The mental armor that had made me non-verbal was suddenly gone to and I was crying and so was Jim, and so was Liam. Jim sort of grabbed my shoulders at the same time Jenny and the labor nurses lunged for me.  It surprised me because I hadn’t realized I was trying to stand up and go after Liam.  When Jim and Jenny told me later that I had done that I was surprised.  My body had moved without me realizing it. They had him back to us in less than a minute I think and they didn’t clean him or wrap him just like we had specified in the birth plan.  The nurses really tried to follow it even though they had to cut his cord right away and take a little detour to the doctors in the corner before landing on my chest.

And then I was staring down into Liams face. He was big in some ways and then so little in the details. “Well cooked” the nurses liked to refer to him since I was 10 days past my “due date” and so sturdy and ready for life. Laim was calm on my belly and we basked in him, saying all the amazed ridiculous things new parents say when in awe of what they made.  When I felt the next pain it seemed almost worst than the other phases of labor because I was completely in the present and didn’t have any of the mental armor up.  I remember telling Katie that I thought more pains after delivering the baby was completely unfair.  Then the soothing ooze of the placenta over my perineum which I hadn’t even notice had been hurting so badly. The final rush to push had left me with a large tear that she adeptly stitched while I cuddled Liam.  The needlestick to numb it was painful but the rest was fine.

William James Rudenko 9lb 5oz (giant head)
Liam was strong and tried to do that classic newborn squirm up my belly and start to nurse.  It’s hard to remember the order of everything because I nodded off to sleep when I didn’t have the baby.  Jim bathed him at some point and I got up and walked to the bathroom to pee (everyone seem completely freaked that I wanted to walk, but I was totally fine. Sore, but fighting fit.  And then we ordered breakfast and I ate SOOOOOO much.  The french toast was so yummy.  Liam had been born about 45 minutes after we arrived at the hospital.  A few hours later I was walking down the hall to a recovery room pushing him in the clear plastic bassinet. The hospital stay was longer than necessary and there was much stress and frustration but I remember so many good parts too.  The nurses were really amazing and supportive.  I remember some of them coming into my room to check on me and saying they had heard about my birth and were so blown away with how fast it was and that it was all natural and how well I had labored.  Makes you feel very good, especially coming from someone who sees birth everyday. They gave me so much help learning how to breastfeed and helping me with the healing process.

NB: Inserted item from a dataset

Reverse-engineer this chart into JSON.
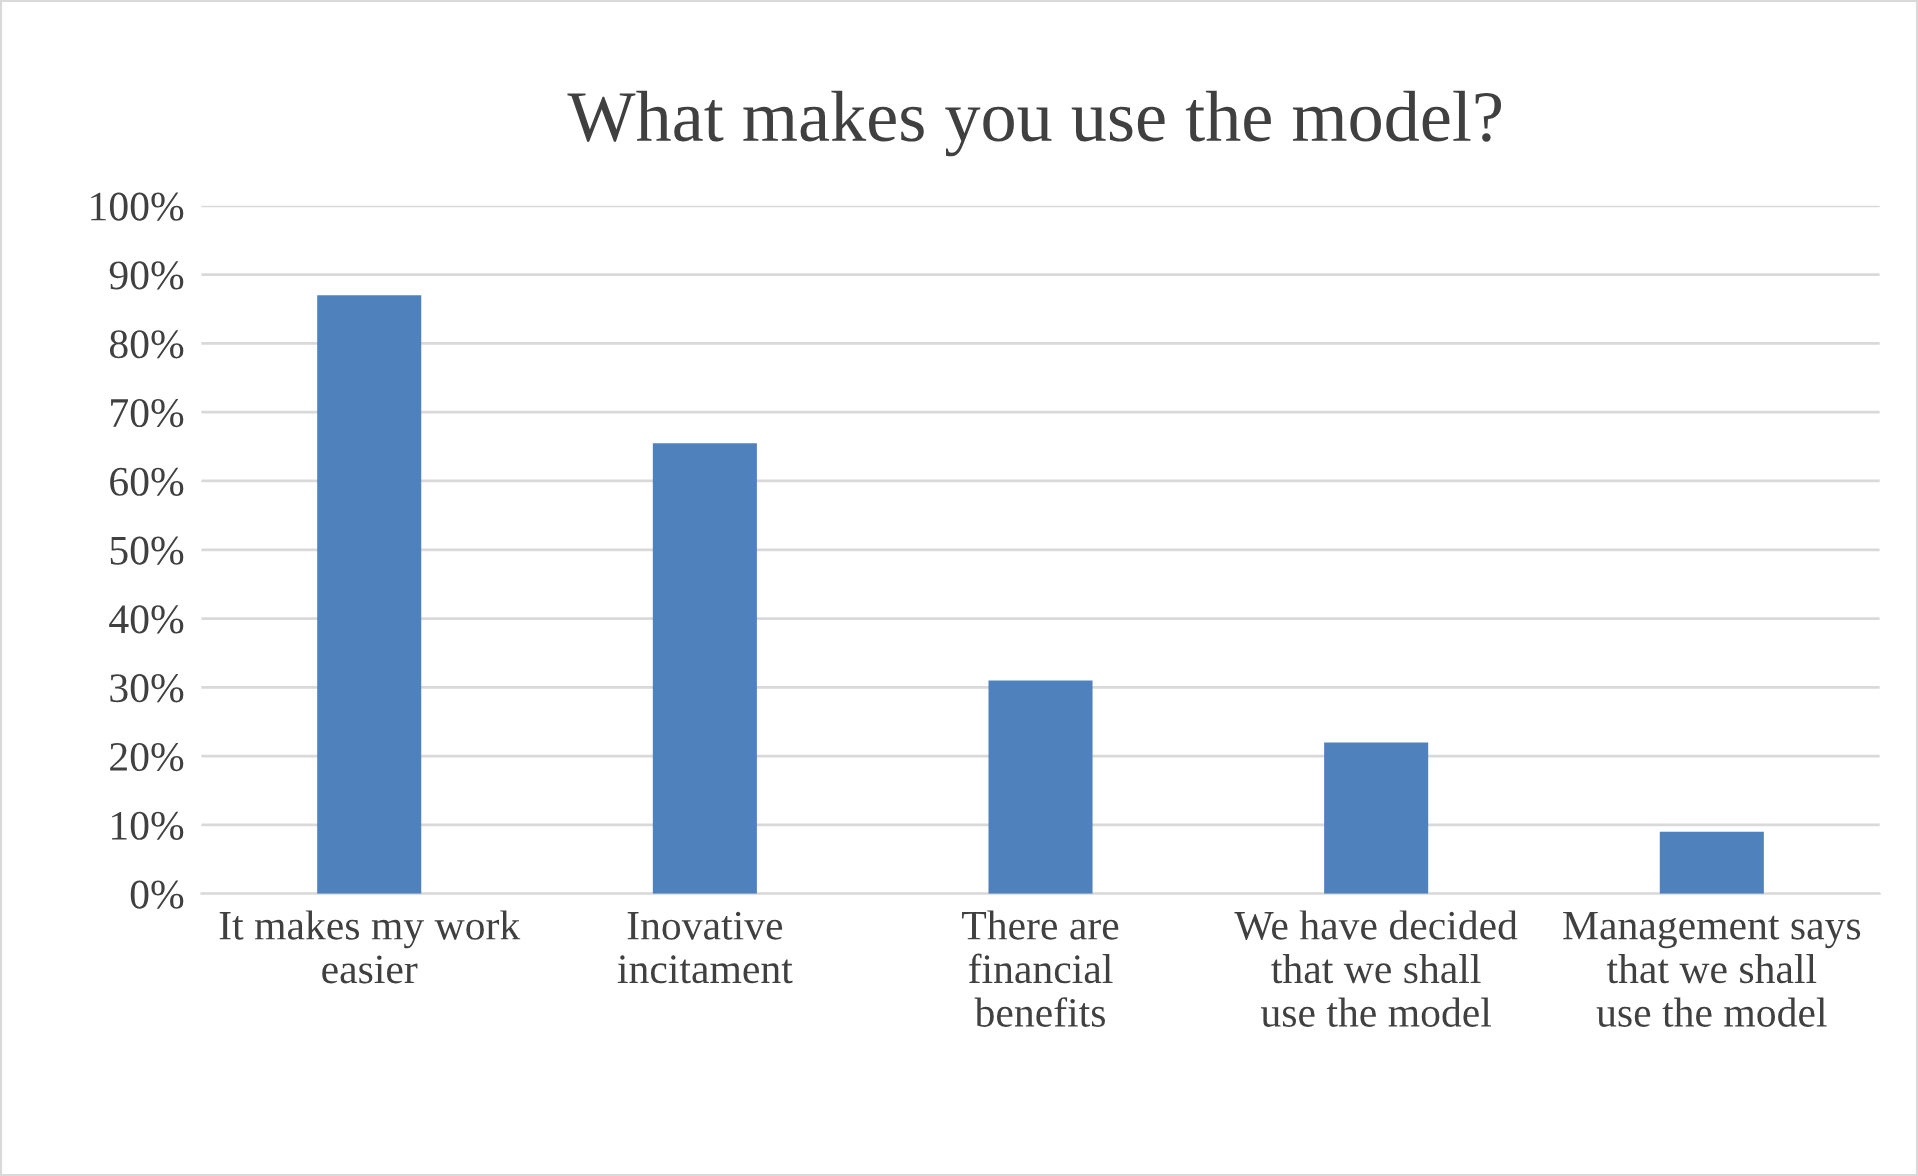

Liam was such a amazing newborn.  He weight 9lbs 5oz and even with all the crazy medical stuff he was put through he had gained a few ounces by the time he was a few days old.  I think one of the most amazing things for me to realize was that I was now the person who could soothe and fix things.  It took a little while to feel like I had the right to make decisions about my baby, but I did and it felt great to stand up for us and to know he felt safest with me and that he already knew me.